Flowering Crab Not Flowering*

(Question)

The flowering crab on our front lawn was planted about 10 years ago. It flowered very well until the summers of 2015 and 2106 when it did not flower at all. It is in a fairly sunny location, in clay soil. Other than not flowering, it appears healthy.
Thank you!

(Answer)

Flowering Crabapple best grows in medium moisture, well-drained, acidic loams in full sun. It adapts to a wide range of soils.

As your flowering crabapple is planted on lawn in clay soil perhaps it’s getting too much irrigation and/or nutrition.

A clay soil is usually considered a “rich” soil because it contains large number of colloids and therefore has a high nutrient-holding ability or high cation exchange capacity. A clay soil is low to drain. You can improve the soil structure and drainage through the addition of organic matter.

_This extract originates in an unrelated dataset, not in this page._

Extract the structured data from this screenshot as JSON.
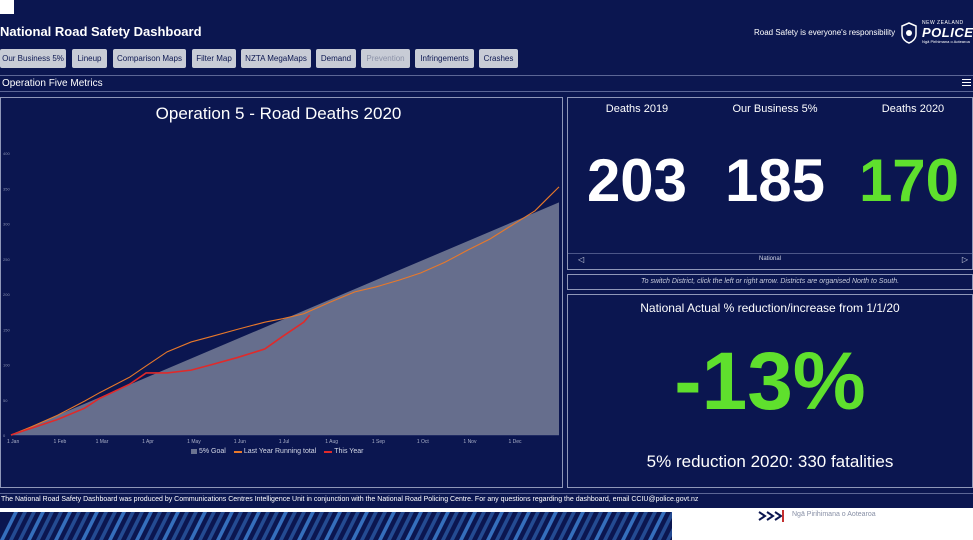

Lawn fertilizers are usually high in nitrogen. Heavy nitrogen fertilization may delay or retard flowering because nitrogen promotes excessive vegetative growth (green parts), and plant will not flower until rate of leafy growth is reduced.

Weather can also be a factor. An early spring followed by cold weather may mean buds form that later die and flowers will not form. A dry fall may stress trees and deter flowering the following spring.

Some cultivars getting older may also stop flowering every year.

Improper pruning practices can result in a tree with no blooms. It is best to prune this tree as needed in late winter but before new growth begins in the spring. If you prune the dead, damaged and diseased branches and remove crossing branches only, pruning will not prevent your tree from flowering. But if you cut back last year’s growth for size, you are removing all the buds that would produce the current year’s flowers.

Hope your flowering crab will bloom this spring.